I have also said "He is weak" as c'est is usually translated as both "it is" and "he is", but I was surprised to be wrong... any particular reason "he is weak" not being correct here?
"C'est faible" is an impersonal expression, so only "it" can be used in English. "He is weak" would be "il est faible".
c'est faible=it is faible - les deux langues nous donnent un subject indeterminé, ou presque indeterminé(ce/it) et he est un subject bien déterminé
Sure - but oftentimes Duolingo neglects to give us the full context, leaving us to just assume that context was given in some imaginary past.
I believe it should be accepted.
I thought you used "il est" with adjectives and "c'est"with nouns.

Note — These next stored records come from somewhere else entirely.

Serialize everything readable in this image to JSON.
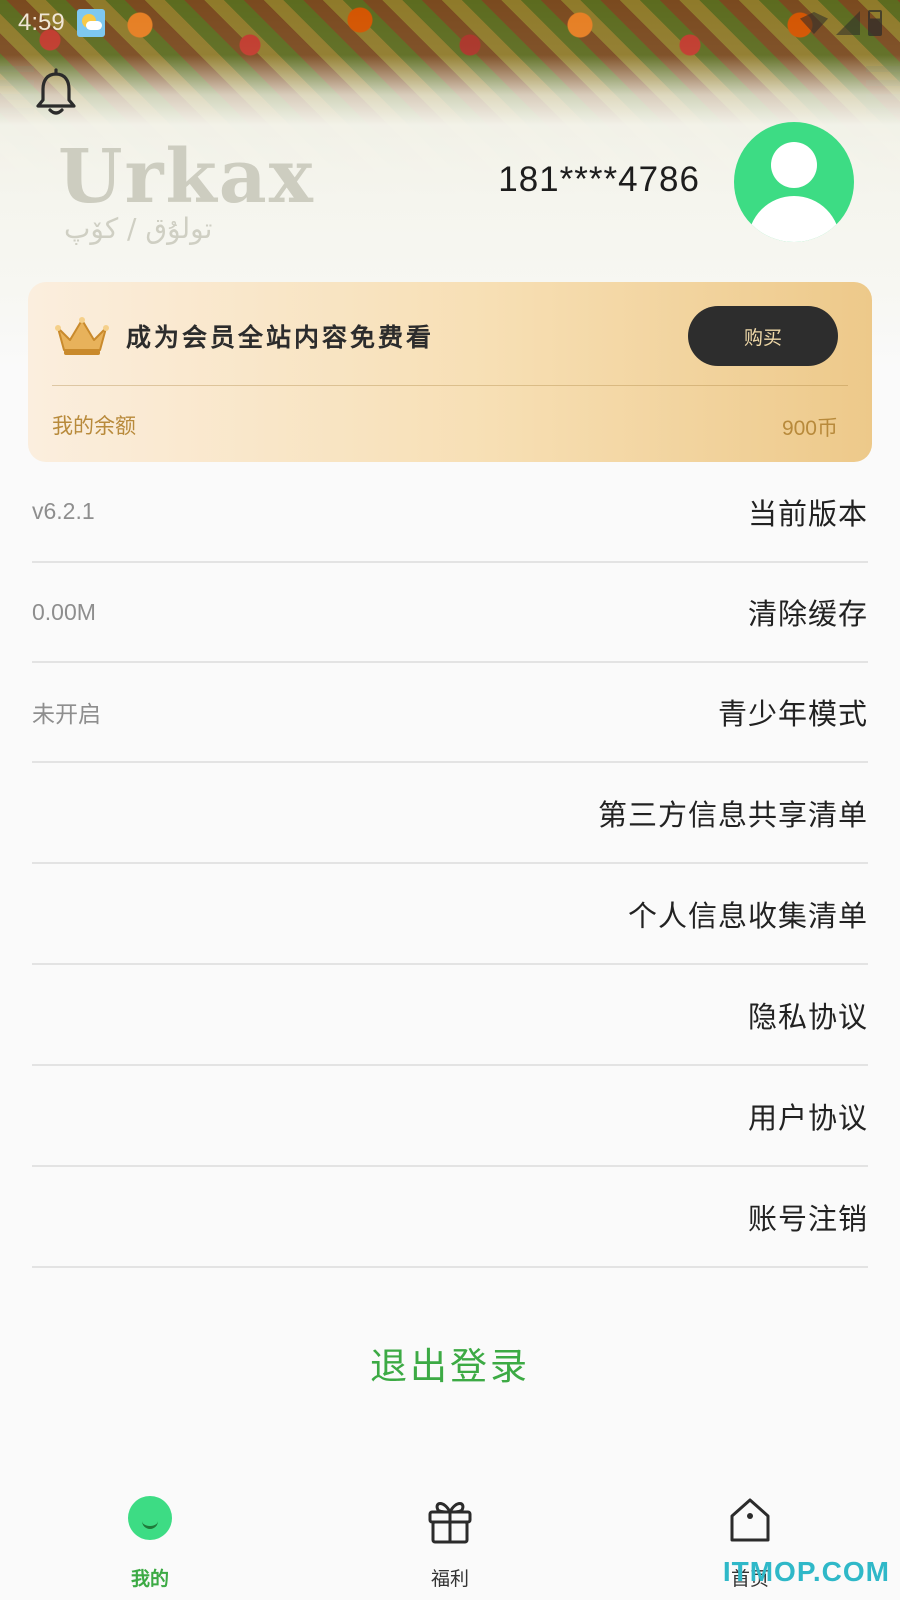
{
  "status_bar": {
    "time": "4:59"
  },
  "header": {
    "logo_text": "Urkax",
    "logo_subtitle": "تولۇق / كۆپ",
    "phone": "181****4786"
  },
  "vip_card": {
    "title": "成为会员全站内容免费看",
    "buy_label": "购买",
    "balance_label": "我的余额",
    "balance_value": "900币"
  },
  "settings": [
    {
      "label": "当前版本",
      "value": "v6.2.1"
    },
    {
      "label": "清除缓存",
      "value": "0.00M"
    },
    {
      "label": "青少年模式",
      "value": "未开启"
    },
    {
      "label": "第三方信息共享清单",
      "value": ""
    },
    {
      "label": "个人信息收集清单",
      "value": ""
    },
    {
      "label": "隐私协议",
      "value": ""
    },
    {
      "label": "用户协议",
      "value": ""
    },
    {
      "label": "账号注销",
      "value": ""
    }
  ],
  "logout_label": "退出登录",
  "bottom_nav": {
    "me": "我的",
    "welfare": "福利",
    "home": "首页",
    "active": "me"
  },
  "watermark": "ITMOP.COM",
  "colors": {
    "accent_green": "#3caa44",
    "avatar_green": "#3ddc84",
    "gold_text": "#b88a3b",
    "buy_button_bg": "#2d2d2d"
  },
  "icons": {
    "notification": "bell-icon",
    "avatar": "user-avatar-icon",
    "vip": "crown-icon",
    "nav_me": "smile-face-icon",
    "nav_welfare": "gift-icon",
    "nav_home": "home-bag-icon"
  }
}
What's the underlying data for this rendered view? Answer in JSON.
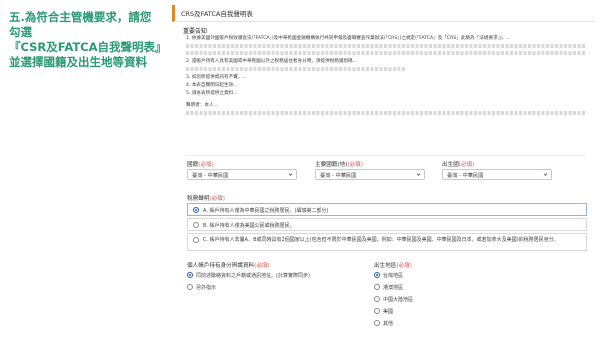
{
  "heading": {
    "line1": "五.為符合主管機要求，請您",
    "line2": "勾選",
    "line3": "『CSR及FATCA自我聲明表』",
    "line4": "並選擇國籍及出生地等資料"
  },
  "form": {
    "tab_title": "CRS及FATCA自我聲明表",
    "notice_heading": "重要告知",
    "notice": [
      "1. 依據美國外國帳戶稅收遵從法(「FATCA」)及中華民國金融機構執行共同申報及盡職審查作業辦法(「CRS」)之規定(「FATCA」及「CRS」此稱為「法規要求」)，…",
      "2. 當帳戶持有人具有美國或中華民國以外之稅務居住者身分時，須提供稅務識別碼…",
      "3. 如您所提供資訊有不實，…",
      "4. 本表自聲明日起生效…",
      "5. 請本表所提供之資料…"
    ],
    "notice_footer": "聲明者：本人…"
  },
  "fields": {
    "nationality": {
      "label": "國籍",
      "required": "(必填)",
      "value": "臺灣 - 中華民國"
    },
    "main_nationality": {
      "label": "主要國籍(地)",
      "required": "(必填)",
      "value": "臺灣 - 中華民國"
    },
    "birthplace": {
      "label": "出生國",
      "required": "(必填)",
      "value": "臺灣 - 中華民國"
    }
  },
  "tax_identity": {
    "label": "稅務聲明",
    "required": "(必填)",
    "options": [
      {
        "text": "A. 帳戶持有人僅為中華民國之稅務居民。(續填第二部分)",
        "selected": true
      },
      {
        "text": "B. 帳戶持有人僅為美國公民或稅務居民。",
        "selected": false
      },
      {
        "text": "C. 帳戶持有人非屬A、B或同時具有2個國家以上(包含但不限於中華民國及美國，例如：中華民國及美國、中華民國及日本，或若加拿大及美國)的稅務居民身分。",
        "selected": false
      }
    ]
  },
  "account_type": {
    "label": "個人帳戶持有身分辨識資料",
    "required": "(必填)",
    "options": [
      {
        "text": "同前述聯絡資料之戶籍或通訊地址。(計算實際同步)",
        "selected": true
      },
      {
        "text": "另外指示",
        "selected": false
      }
    ]
  },
  "birth_region": {
    "label": "出生地區",
    "required": "(必填)",
    "options": [
      {
        "text": "台灣地區",
        "selected": true
      },
      {
        "text": "港澳地區",
        "selected": false
      },
      {
        "text": "中國大陸地區",
        "selected": false
      },
      {
        "text": "美國",
        "selected": false
      },
      {
        "text": "其他",
        "selected": false
      }
    ]
  },
  "colors": {
    "accent": "#e08a2e",
    "heading": "#2a9a74",
    "required": "#d9534f",
    "radio": "#1f5fbf"
  }
}
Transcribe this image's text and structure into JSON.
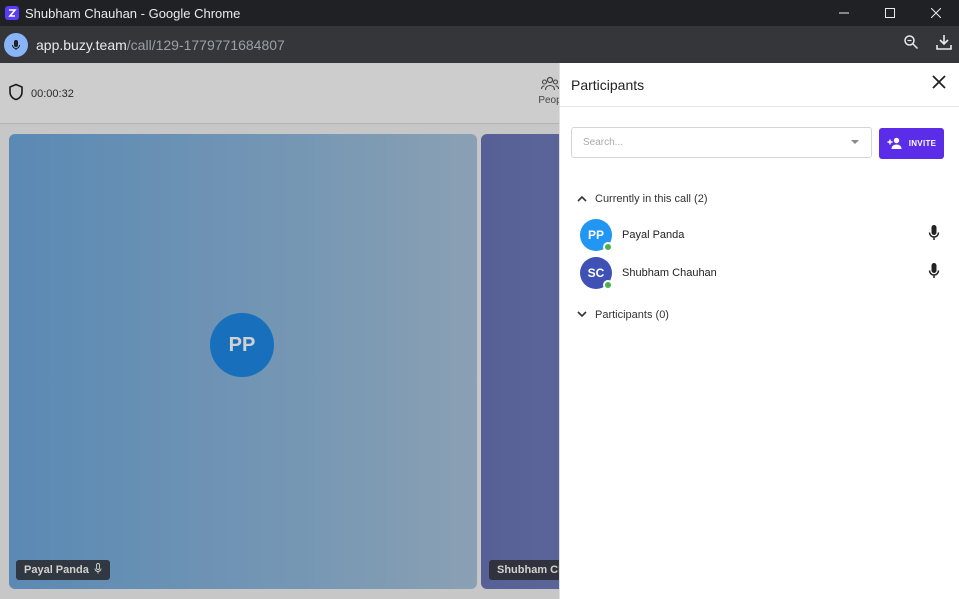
{
  "window": {
    "title": "Shubham Chauhan - Google Chrome"
  },
  "browser": {
    "url_host": "app.buzy.team",
    "url_path": "/call/129-1779771684807"
  },
  "call": {
    "timer": "00:00:32",
    "people_label": "Peop",
    "tiles": [
      {
        "initials": "PP",
        "name": "Payal Panda"
      },
      {
        "name": "Shubham Cha"
      }
    ]
  },
  "panel": {
    "title": "Participants",
    "search_placeholder": "Search...",
    "invite_label": "INVITE",
    "current_section": "Currently in this call (2)",
    "participants_section": "Participants (0)",
    "current": [
      {
        "initials": "PP",
        "name": "Payal Panda",
        "color": "#2196f3"
      },
      {
        "initials": "SC",
        "name": "Shubham Chauhan",
        "color": "#3f51b5"
      }
    ]
  },
  "colors": {
    "accent": "#5b2de8",
    "online": "#4caf50"
  }
}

Shouldn't it be "il est faible"
That's the general rule for personal expressions with adjectives, not impersonal ones like this one.
Why does Duo offer weak dim feeble C'est faible It/He is weak dim or feeble would fit
Though the word "fallible" sounds similar, and does mean something similar, there probably isn't direct equivalence. I think "fallible" doesn't come to English from French, but straight from Latin. If the Moderators aren't accepting "fallible," there's probably a good reason. Perhaps the English word "feeble" is a more direct English equivalent?